The ANC’s secretary general Ace Magashule has denied the existence of xenophobia in South Africa, instead saying it is just criminality that has taken over.
Magashule addressed members of SA Students Congress (Sasco) at the Tshwane University of Technology on Wednesday, ahead of the university’s student representative council elections on Thursday.
“What I know, which is factual, is that our presidents, the presidents of Africa are talking, and they have analysed this correctly. They know what is happening. It is not acts of xenophobia, it’s acts of criminality,” said Magashule to journalists on the sidelines of the Sasco’s election rally.
He further described some of the acts as “tribal battles”.
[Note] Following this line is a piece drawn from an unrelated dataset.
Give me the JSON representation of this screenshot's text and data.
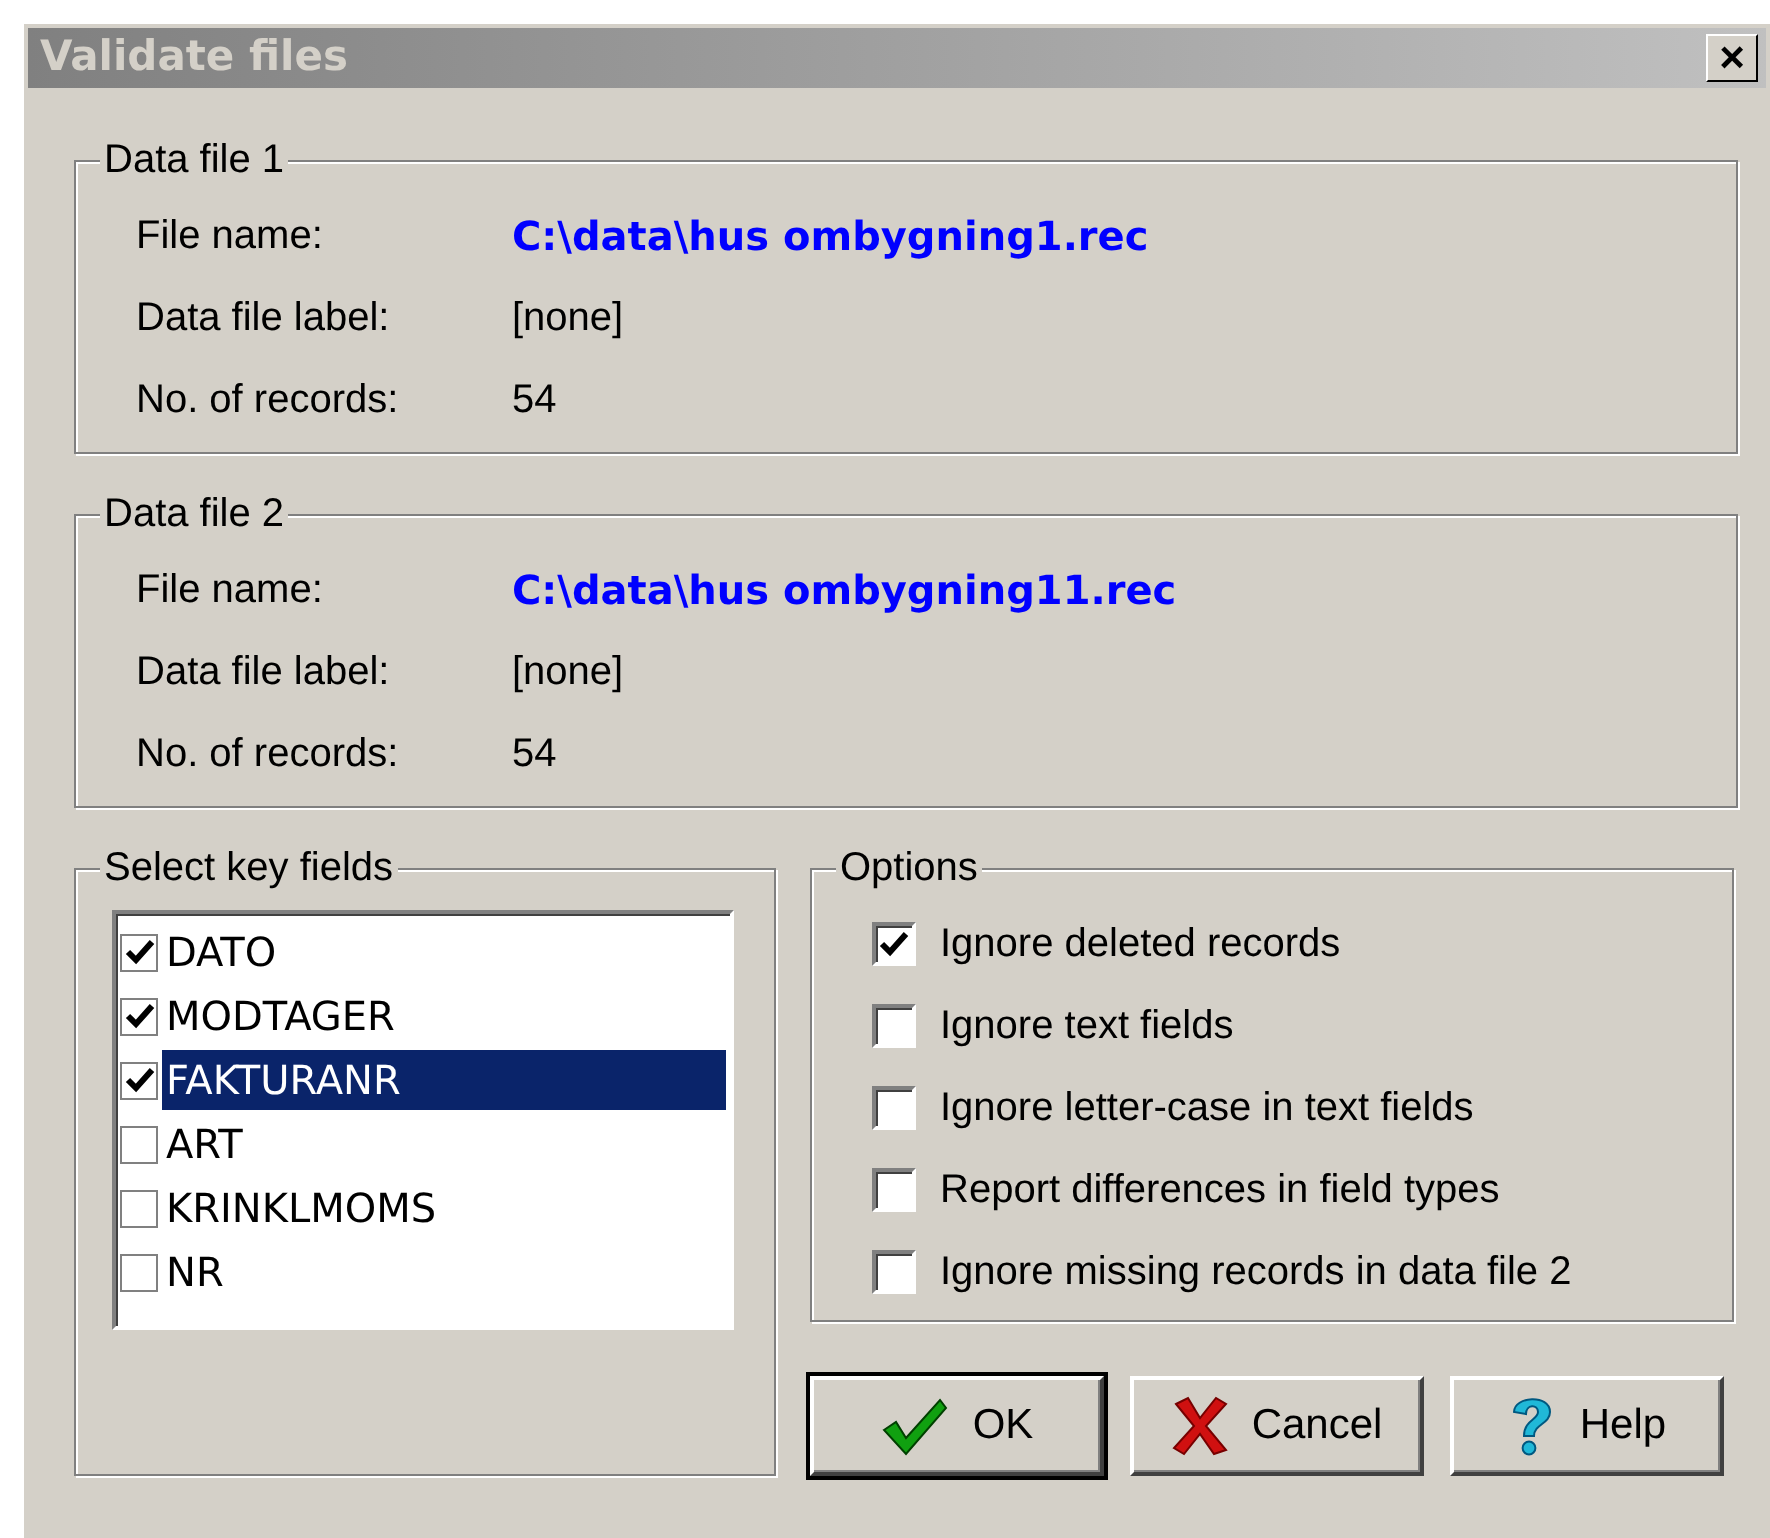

South Africa has experienced a wave of protests, in which communities have looted both foreign and South African-owned shops while calling for an end to the presence of drug syndicates.
Gauteng’s been the hardest-hit province with sporadic violence occurring across all three of its big metros.
“Criminals are actually seizing the opportunity to do what they are not meant to do, that’s why we say police must act very harshly against criminals,” continued Magashule.
Earlier, head of strategic communications and member of the World Economic Forum executive committee, Olivier Cann confirmed that Malawi and Rwanda would not be attending the forum.
Magashule said he had spoken to Rwanda’s President Paul Kagame in the morning and knew he couldn’t make it to South Africa for the Forum due to his commitments as African Union chair.
He also said delegations from both Rwanda and Malawi were participating in the WEF.
Magashule spoke out against the violence during his speech to students, claiming this was an attempt to further divide the African continent, as had been done during the colonial era.
“This is not xenophobia, even South Africans are getting killed. Thugs are taking chances,” said Magashule.
The Department of International Relations and Cooperation (Dirco) has also come out saying there is no truth to the suggestions that several heads of state and government snubbed the Forum because of the violence.
The WEF summit is currently taking place in Cape Town.
“The heads of state and government, who have confirmed attendance, are all taking part in the WEF Africa event. The event is proceeding smoothly and attendance is satisfactory,” department spokesperson Lunga Ngqengele said in a statement.
Rumours started doing the rounds that several heads of state would not attend in protest to the current looting and xenophobia-related violence in Gauteng.
Shops owned by foreign nationals have been looted in recent days, while truck drivers from neighbouring countries have also been targeted.
Meanwhile, MTN, MultiChoice and Shoprite have closed shops as South African companies in Nigeria and Zambia are being targeted by protesters following the xenophobic attacks.
At the same time, Nigerian President Muhammadu Buhari’s government summoned South Africa’s envoy on Tuesday and said it would dispatch a delegation to Pretoria to express “deep concern” over attacks on Nigerians in parts of the capital.
Ngqengele said Rwanda had already indicated President Kagame would not be in attendance.
The Democratic Republic of Congo, according to Ngqengele, did not confirm their attendance while no correspondence was received from Malawi’s Peter Mutharika.
“There is therefore no truth to the reports that the three heads of state have cancelled their visits due to the attacks on African migrants.
“South Africa recognises that its future is inextricably linked to that of the rest of the African continent. That is why South Africa plays a leading role in regional and continental efforts aimed at bringing about political stability, peace and security as well as economic development,” said Ngqengele.
He added South African law enforcement agencies were taking steps against perpetrators of violence.